If our goal is to raise and release servant leaders who will work sacrificially to raise and release servant leaders, we need to learn to be comfortable sitting with our friends or family when they are struggling, even if we have the means to bail them out. When we help our children or those with whom we are working, sometimes that is the right thing to do.
Training to Not Dominate
Peter says we are not to dominate those entrusted to us but to lead by example (1 Peter 5:3). In our families, we can see the progression from immaturity to maturity. A baby screams until they get milk. They dominate their parents. As the baby matures, in healthy families, they dominate less and less until they leave home, get married, and become peers with their parents, even though there is always an honorary bond as children must honor their parents. It’s in the big 10 (Exodus 20:1-17).
In mature relationships, the “I am the one who receives, you are the one who gives” changes to mutual servant leadership, children and parents serving one another through helpful help. There is unhelpful help that supports the over-under relationship, and there is also beneficial help from overflowing love and a desire to serve. And sometimes helpful service means letting your anxious, distraught friend, child, or parent work their stuff out with God by venting, and you, as an adult, are okay with that because you remember your process. Jesus also mentioned that when we give, we are not to let the right hand know what the left hand is doing (Matt. 6:3). Sometimes, we can bail our friends out to keep things rolling along. As with all things, the big secret is to know how to walk with God, to live in the moment, and to treat every situation in conversation with God.
For this reason a man shall leave his father and his mother, and be joined to his wife; they shall become one flesh (Gen 2:24).
Two Examples
We were visiting wealthy friends in another country. Deanna wanted to buy a frying pan, so our friends took us to a high-end store where frying pans started around $100. We were in unfamiliar territory, but we were on a mission, so Deanna picked one out. Then we wondered if they would pay, as we thought the cost would be negligible to them. Nope. They let us pay. That was a huge favor to us because we realized our friendship was a peer friendship. They were treating us with dignity as peers. So awesome.

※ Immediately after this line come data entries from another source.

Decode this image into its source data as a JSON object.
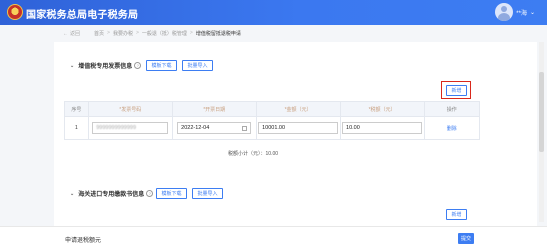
{
  "app": {
    "title": "国家税务总局电子税务局",
    "user_name": "**海",
    "user_chevron": "⌄"
  },
  "breadcrumb": {
    "back_label": "返回",
    "items": [
      "首页",
      "我要办税",
      "一般退（抵）税管理",
      "增值税留抵退税申请"
    ]
  },
  "section1": {
    "title": "增值税专用发票信息",
    "template_download": "模板下载",
    "batch_import": "批量导入",
    "add_label": "新增",
    "table": {
      "headers": [
        "序号",
        "*发票号码",
        "*开票日期",
        "*金额（元）",
        "*税额（元）",
        "操作"
      ],
      "rows": [
        {
          "index": "1",
          "invoice_no": "9999999999999",
          "date": "2022-12-04",
          "amount": "10001.00",
          "tax": "10.00",
          "action": "删除"
        }
      ]
    },
    "subtotal": "税额小计（元）：10.00"
  },
  "section2": {
    "title": "海关进口专用缴款书信息",
    "template_download": "模板下载",
    "batch_import": "批量导入",
    "add_label": "新增"
  },
  "footer": {
    "refund_label": "申请退税额",
    "unit": "元",
    "submit_label": "提交"
  },
  "colors": {
    "brand_blue": "#3d7df2",
    "highlight_red": "#d9281c"
  }
}
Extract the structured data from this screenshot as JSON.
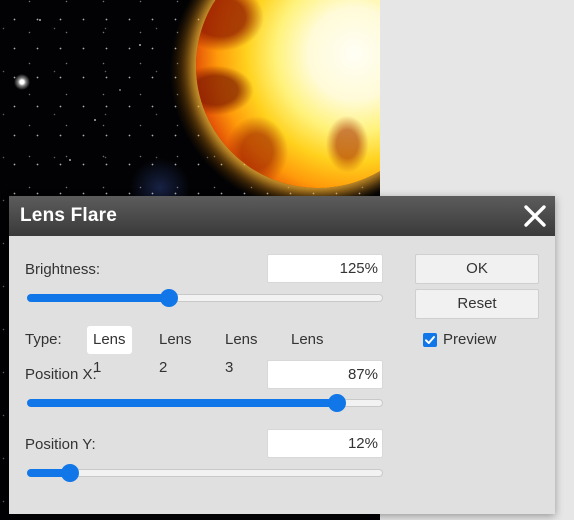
{
  "dialog": {
    "title": "Lens Flare",
    "close_icon": "close-icon"
  },
  "brightness": {
    "label": "Brightness:",
    "value_text": "125%",
    "slider_fraction": 0.4
  },
  "type": {
    "label": "Type:",
    "options": [
      "Lens 1",
      "Lens 2",
      "Lens 3",
      "Lens 4"
    ],
    "selected": "Lens 1"
  },
  "position_x": {
    "label": "Position X:",
    "value_text": "87%",
    "slider_fraction": 0.87
  },
  "position_y": {
    "label": "Position Y:",
    "value_text": "12%",
    "slider_fraction": 0.12
  },
  "buttons": {
    "ok": "OK",
    "reset": "Reset"
  },
  "preview": {
    "label": "Preview",
    "checked": true
  },
  "colors": {
    "accent": "#1177e8",
    "titlebar": "#4a4a4a",
    "dialog_bg": "#e0e0e0"
  }
}
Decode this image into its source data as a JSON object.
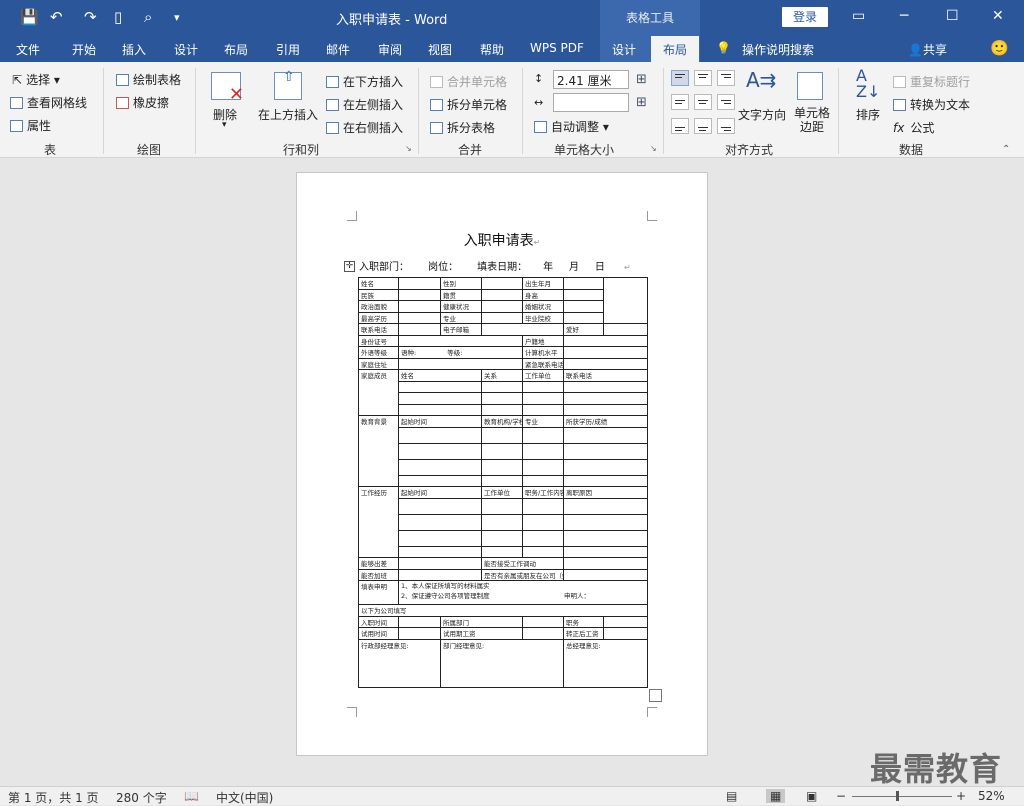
{
  "window": {
    "title": "入职申请表",
    "separator": "-",
    "app": "Word",
    "context_title": "表格工具",
    "login": "登录"
  },
  "tabs": [
    "文件",
    "开始",
    "插入",
    "设计",
    "布局",
    "引用",
    "邮件",
    "审阅",
    "视图",
    "帮助",
    "WPS PDF",
    "设计",
    "布局"
  ],
  "active_tab_index": 12,
  "search": "操作说明搜索",
  "share": "共享",
  "ribbon": {
    "table_group": {
      "select": "选择",
      "gridlines": "查看网格线",
      "props": "属性",
      "label": "表"
    },
    "draw_group": {
      "draw": "绘制表格",
      "eraser": "橡皮擦",
      "label": "绘图"
    },
    "rows_group": {
      "delete": "删除",
      "insert_above": "在上方插入",
      "insert_below": "在下方插入",
      "insert_left": "在左侧插入",
      "insert_right": "在右侧插入",
      "label": "行和列"
    },
    "merge_group": {
      "merge": "合并单元格",
      "split_cells": "拆分单元格",
      "split_table": "拆分表格",
      "label": "合并"
    },
    "size_group": {
      "height": "2.41 厘米",
      "width": "",
      "autofit": "自动调整",
      "label": "单元格大小"
    },
    "align_group": {
      "direction": "文字方向",
      "margins": "单元格边距",
      "label": "对齐方式"
    },
    "data_group": {
      "sort": "排序",
      "repeat_header": "重复标题行",
      "convert": "转换为文本",
      "formula": "公式",
      "label": "数据"
    }
  },
  "document": {
    "title": "入职申请表",
    "info": {
      "dept": "入职部门：",
      "position": "岗位：",
      "date_label": "填表日期：",
      "year": "年",
      "month": "月",
      "day": "日"
    },
    "labels": {
      "name": "姓名",
      "gender": "性别",
      "birth": "出生年月",
      "ethnic": "民族",
      "origin": "籍贯",
      "height": "身高",
      "politics": "政治面貌",
      "health": "健康状况",
      "marriage": "婚姻状况",
      "edu": "最高学历",
      "major": "专业",
      "school": "毕业院校",
      "phone": "联系电话",
      "email": "电子邮箱",
      "hobby": "爱好",
      "idno": "身份证号",
      "huji": "户籍地",
      "lang": "外语等级",
      "langtype": "语种:",
      "level": "等级:",
      "computer": "计算机水平",
      "addr": "家庭住址",
      "emergency": "紧急联系电话",
      "family": "家庭成员",
      "fam_name": "姓名",
      "fam_rel": "关系",
      "fam_work": "工作单位",
      "fam_tel": "联系电话",
      "eduback": "教育背景",
      "start": "起始时间",
      "inst": "教育机构/学校",
      "major2": "专业",
      "degree": "所获学历/成绩",
      "work": "工作经历",
      "work_start": "起始时间",
      "work_unit": "工作单位",
      "work_job": "职务/工作内容",
      "work_leave": "离职原因",
      "travel": "能够出差",
      "transfer": "能否接受工作调动",
      "overtime": "能否加班",
      "relative": "是否有亲属或朋友在公司（姓名）",
      "declare": "填表申明",
      "declare1": "1、本人保证所填写的材料属实",
      "declare2": "2、保证遵守公司各项管理制度",
      "applicant": "申明人：",
      "company": "以下为公司填写",
      "entry": "入职时间",
      "dept": "所属部门",
      "duty": "职务",
      "trial": "试用时间",
      "trial_salary": "试用期工资",
      "regular_salary": "转正后工资",
      "admin": "行政部经理意见:",
      "mgr": "部门经理意见:",
      "gm": "总经理意见:"
    }
  },
  "status": {
    "page": "第 1 页，共 1 页",
    "words": "280 个字",
    "lang": "中文(中国)",
    "zoom": "52%"
  },
  "watermark": "最需教育"
}
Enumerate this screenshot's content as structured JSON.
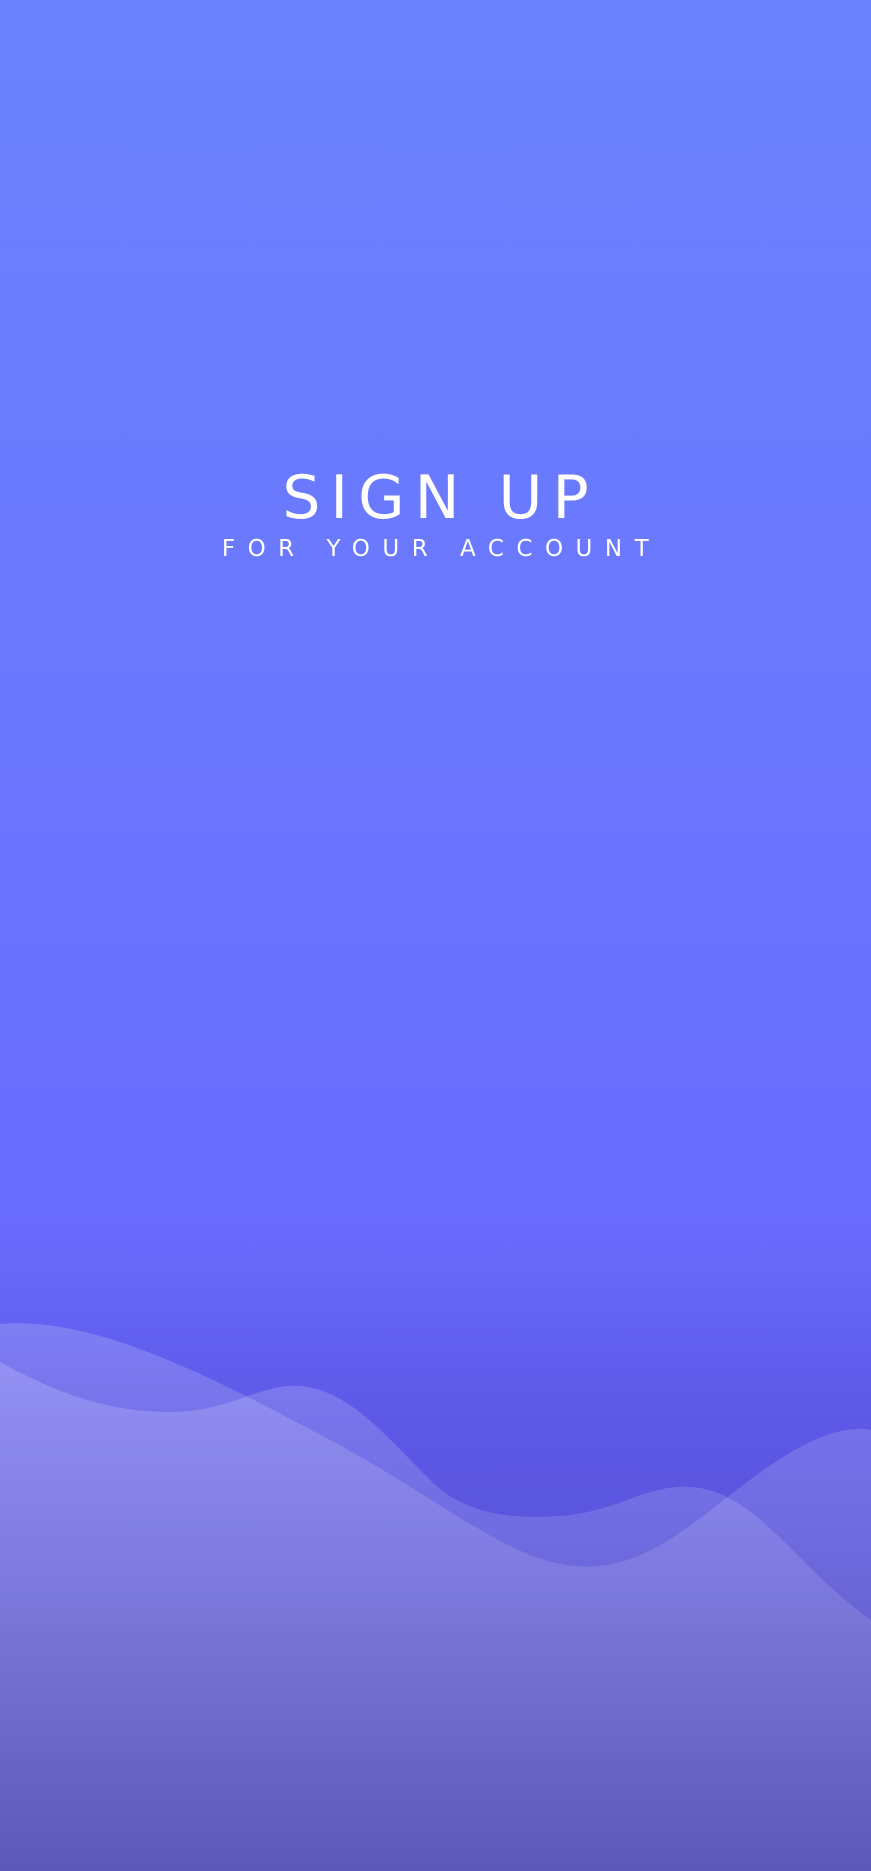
{
  "screen": {
    "title": "SIGN UP",
    "subtitle": "FOR YOUR ACCOUNT"
  },
  "colors": {
    "background_top": "#6b82fd",
    "background_mid": "#6a6cfe",
    "background_bottom": "#4e4ab2",
    "text": "#ffffff"
  }
}
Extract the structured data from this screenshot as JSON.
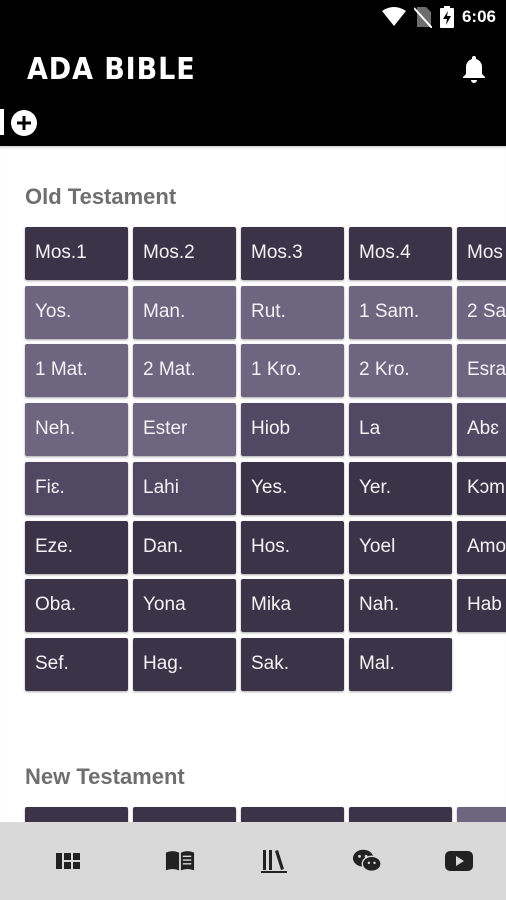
{
  "status_bar": {
    "time": "6:06"
  },
  "app_bar": {
    "title": "ADA BIBLE"
  },
  "old_testament": {
    "title": "Old Testament",
    "books": [
      {
        "label": "Mos.1",
        "shade": "dark"
      },
      {
        "label": "Mos.2",
        "shade": "dark"
      },
      {
        "label": "Mos.3",
        "shade": "dark"
      },
      {
        "label": "Mos.4",
        "shade": "dark"
      },
      {
        "label": "Mos",
        "shade": "dark"
      },
      {
        "label": "Yos.",
        "shade": "light"
      },
      {
        "label": "Man.",
        "shade": "light"
      },
      {
        "label": "Rut.",
        "shade": "light"
      },
      {
        "label": "1 Sam.",
        "shade": "light"
      },
      {
        "label": "2 Sa",
        "shade": "light"
      },
      {
        "label": "1 Mat.",
        "shade": "light"
      },
      {
        "label": "2 Mat.",
        "shade": "light"
      },
      {
        "label": "1 Kro.",
        "shade": "light"
      },
      {
        "label": "2 Kro.",
        "shade": "light"
      },
      {
        "label": "Esra",
        "shade": "light"
      },
      {
        "label": "Neh.",
        "shade": "light"
      },
      {
        "label": "Ester",
        "shade": "light"
      },
      {
        "label": "Hiob",
        "shade": "mid"
      },
      {
        "label": "La",
        "shade": "mid"
      },
      {
        "label": "Abɛ",
        "shade": "mid"
      },
      {
        "label": "Fiɛ.",
        "shade": "mid"
      },
      {
        "label": "Lahi",
        "shade": "mid"
      },
      {
        "label": "Yes.",
        "shade": "dark"
      },
      {
        "label": "Yer.",
        "shade": "dark"
      },
      {
        "label": "Kɔm",
        "shade": "dark"
      },
      {
        "label": "Eze.",
        "shade": "dark"
      },
      {
        "label": "Dan.",
        "shade": "dark"
      },
      {
        "label": "Hos.",
        "shade": "dark"
      },
      {
        "label": "Yoel",
        "shade": "dark"
      },
      {
        "label": "Amo",
        "shade": "dark"
      },
      {
        "label": "Oba.",
        "shade": "dark"
      },
      {
        "label": "Yona",
        "shade": "dark"
      },
      {
        "label": "Mika",
        "shade": "dark"
      },
      {
        "label": "Nah.",
        "shade": "dark"
      },
      {
        "label": "Hab",
        "shade": "dark"
      },
      {
        "label": "Sef.",
        "shade": "dark"
      },
      {
        "label": "Hag.",
        "shade": "dark"
      },
      {
        "label": "Sak.",
        "shade": "dark"
      },
      {
        "label": "Mal.",
        "shade": "dark"
      }
    ]
  },
  "new_testament": {
    "title": "New Testament",
    "books": [
      {
        "label": "",
        "shade": "dark"
      },
      {
        "label": "",
        "shade": "dark"
      },
      {
        "label": "",
        "shade": "dark"
      },
      {
        "label": "",
        "shade": "dark"
      },
      {
        "label": "",
        "shade": "light"
      }
    ]
  },
  "bottom_nav": [
    {
      "icon": "grid-list-icon"
    },
    {
      "icon": "open-book-icon"
    },
    {
      "icon": "library-icon"
    },
    {
      "icon": "wechat-icon"
    },
    {
      "icon": "youtube-icon"
    }
  ],
  "colors": {
    "dark": "#3b3449",
    "mid": "#514863",
    "light": "#6e6581",
    "appbar": "#000000",
    "nav": "#d9d9d9"
  }
}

Another time, I was doing a Discovery Group with some financially challenged folks. They lived in a wooden house that leans about 15 degrees to one side. The house’s main lights were so dim that we could not read our Bibles. But they were all into the study. Then I asked, “How can we help someone this week?” Blank looks all around. Finally, the wife asked me, “Could you repeat the question? We don’t understand.”
“Who could you help this week?”
“What do you mean?” I could not understand what was happening or why they could not understand, so I explained with examples of helping. Finally, the mother of four children looked at me, “We don’t help people. We are the people that others help.” Over time, they learned to help people. Several weeks later, when we came to that question, the lady said, “I saw a neighbor walking by who looked sad, so I went and encouraged her.” I could clearly see the rising dignity in that lady.
Thoughts?
About paternalism, I’m still trying to understand the meanings people give that concept. Maybe you have some insight?
When have you helped people move toward maturity to become peers?